The conclusion is that the purported transfer order was void. A court’s jurisdiction contains two elements: (1) jurisdiction of the subject matter and (2) jurisdiction of the person. Ex parte Bowers, 671 S.W.2d 931, 935 (Tex.App. — Amarillo 1984, no writ). The first element is established by operation of law through the constitutional and statutory provisions that enumerate the kinds of cases the court can entertain. Id. The first element was absent in the present case. The district court had no power to issue the transfer order under section 11.06. Its jurisdiction to do so was never invoked since the divorce suit was still pending in Bexar County. § 3.55(c), (d). There had been no dissolution of the marriage, and this court continued as the dominant court for all purposes. Moreover, there had been no other suit filed in Harris County. Therefore, the district court of Bexar County lacked jurisdiction to take away the portion affecting the parent-child relationship and transfer it to Harris county. That purported order of transfer was a void order. It was treated as void and ignored by the parties, particularly the relator, when relator obtained his divorce.

It is now axiomatic that under the facts in this case a Title 2 suit (SAPCR) must be joined and determined along with a pending Title 1 suit of dissolution of marriage. Since no other divorce suit had been filed in Harris County, and a court in Harris County was not the court of continuing jurisdiction, the purported transfer order was void and of no force and effect.

THE DIVORCE JUDGMENT

The district court subsequently granting the divorce found that it had jurisdiction of the parties and subject matter and proceeded to grant relief on relator’s cross-action. The judgment provided that relator would pay child support for his child. Relator now collaterally attacks his own judgment.

Since the relator was cross-petitioner, appearing in court and obtaining the divorce, as well as submitting the written decree and expressly agreeing to be bound by its terms, he cannot now be permitted to avoid the force of the divorce decree to benefit himself. Relator has used the privileges conferred by the judgment and now would declare it void. He secured the divorce, remarried, and is now estopped to assail the validity of the judgment. See, Biggs v. Biggs, 553 S.W.2d 207, 209 (Tex.Civ.App.— Houston [14th Dist.] 1977, writ dism’d). A divorce judgment that is valid on its face, and that was not appealed from, cannot be set aside in a subsequent suit by collateral attack. Marks v. Marks, 470 S.W.2d 83, 86 (Tex.Civ.App. — Tyler 1971, writ ref’d n.r. e.). The divorce judgment in this case is regular and valid on its face. Relator cannot now collaterally attack its validity.

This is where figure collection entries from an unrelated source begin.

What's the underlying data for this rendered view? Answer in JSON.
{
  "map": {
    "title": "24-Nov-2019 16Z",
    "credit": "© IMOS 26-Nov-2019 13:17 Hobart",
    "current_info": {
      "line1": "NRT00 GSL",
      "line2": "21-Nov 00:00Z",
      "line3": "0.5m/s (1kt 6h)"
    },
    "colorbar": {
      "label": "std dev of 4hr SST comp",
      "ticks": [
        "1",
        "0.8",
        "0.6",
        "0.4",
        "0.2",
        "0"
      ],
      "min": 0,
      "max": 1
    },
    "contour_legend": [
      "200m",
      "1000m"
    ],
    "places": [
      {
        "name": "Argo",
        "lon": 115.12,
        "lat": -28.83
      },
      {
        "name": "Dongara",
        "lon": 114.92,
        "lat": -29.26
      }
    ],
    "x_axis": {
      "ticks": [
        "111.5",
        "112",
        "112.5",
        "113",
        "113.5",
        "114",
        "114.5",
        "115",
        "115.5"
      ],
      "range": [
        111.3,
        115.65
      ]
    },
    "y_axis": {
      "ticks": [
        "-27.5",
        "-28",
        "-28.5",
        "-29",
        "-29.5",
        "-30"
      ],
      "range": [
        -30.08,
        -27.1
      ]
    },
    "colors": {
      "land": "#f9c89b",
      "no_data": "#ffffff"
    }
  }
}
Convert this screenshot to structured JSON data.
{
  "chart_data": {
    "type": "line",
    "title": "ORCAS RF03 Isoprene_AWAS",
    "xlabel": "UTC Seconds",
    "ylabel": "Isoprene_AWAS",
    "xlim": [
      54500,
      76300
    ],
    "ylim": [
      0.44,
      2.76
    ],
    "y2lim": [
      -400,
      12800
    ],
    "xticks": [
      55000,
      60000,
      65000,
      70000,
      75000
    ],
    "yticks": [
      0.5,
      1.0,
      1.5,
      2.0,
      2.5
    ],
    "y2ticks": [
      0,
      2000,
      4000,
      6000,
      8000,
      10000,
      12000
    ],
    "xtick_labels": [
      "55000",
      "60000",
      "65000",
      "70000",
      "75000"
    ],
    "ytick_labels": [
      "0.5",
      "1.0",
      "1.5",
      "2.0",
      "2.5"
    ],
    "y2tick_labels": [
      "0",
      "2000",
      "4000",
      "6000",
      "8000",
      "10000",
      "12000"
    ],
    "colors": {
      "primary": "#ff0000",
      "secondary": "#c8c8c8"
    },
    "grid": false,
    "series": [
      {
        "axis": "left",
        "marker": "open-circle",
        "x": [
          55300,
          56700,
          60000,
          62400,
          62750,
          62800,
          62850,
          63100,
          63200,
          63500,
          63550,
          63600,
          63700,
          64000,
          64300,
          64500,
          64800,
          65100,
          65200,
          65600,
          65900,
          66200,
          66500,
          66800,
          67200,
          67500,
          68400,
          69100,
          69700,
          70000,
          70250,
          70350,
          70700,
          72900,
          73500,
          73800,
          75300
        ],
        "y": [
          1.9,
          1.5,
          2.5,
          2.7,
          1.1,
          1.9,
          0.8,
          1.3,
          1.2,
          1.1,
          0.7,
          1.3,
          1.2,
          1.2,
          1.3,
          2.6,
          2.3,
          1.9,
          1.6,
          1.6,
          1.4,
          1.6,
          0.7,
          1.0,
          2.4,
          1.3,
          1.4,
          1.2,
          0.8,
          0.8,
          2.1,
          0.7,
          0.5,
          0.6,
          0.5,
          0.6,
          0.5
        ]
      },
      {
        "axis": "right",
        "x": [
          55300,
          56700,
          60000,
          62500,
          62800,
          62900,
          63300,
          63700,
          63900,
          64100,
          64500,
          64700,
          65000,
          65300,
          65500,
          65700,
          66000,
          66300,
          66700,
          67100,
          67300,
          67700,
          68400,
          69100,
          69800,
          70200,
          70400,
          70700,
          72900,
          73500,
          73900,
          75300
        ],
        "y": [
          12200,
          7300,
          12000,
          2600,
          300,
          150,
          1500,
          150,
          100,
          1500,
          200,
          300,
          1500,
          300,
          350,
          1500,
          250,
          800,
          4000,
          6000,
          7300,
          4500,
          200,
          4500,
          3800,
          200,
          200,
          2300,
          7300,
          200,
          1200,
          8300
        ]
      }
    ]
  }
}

To accept the theory of the majority would, in effect, cause the “tail to wag the dog.” The purported order, void ab initio, was never seriously a part of the divorce action. It was ignored until relator seized upon it as a means of impermissible collateral attack on the judgment, therefore, I respectfully dissent to the majority interpretation of the Family Code statutes, sections 3.55(c), (d) and 11.06(c). This interpretation would condone and uphold such an attack and thereby create conflict with Texas law. 
      
      . The majority opinion rejects the mandates of section 3.55(c) and (d), which clearly spell out that the court in which the divorce action is filed is the court of dominant jurisdiction and that a SAPCR must be heard with that dominant pending suit of dissolution of marriage.
     
      
      . Relator contends: "That on July 13, 1978, this case was transferred to Houston, Texas and the divorce decree purporting to set child support dated September 19, 1978 entered by the 150th District Court of Bexar [sic] is thus void as the Court did not have jurisdiction of the case or the parties.” Relator argues that a Title 2 transfer of SAPCR could transfer an entire divorce action. The majority opinion appears to agree with this theory.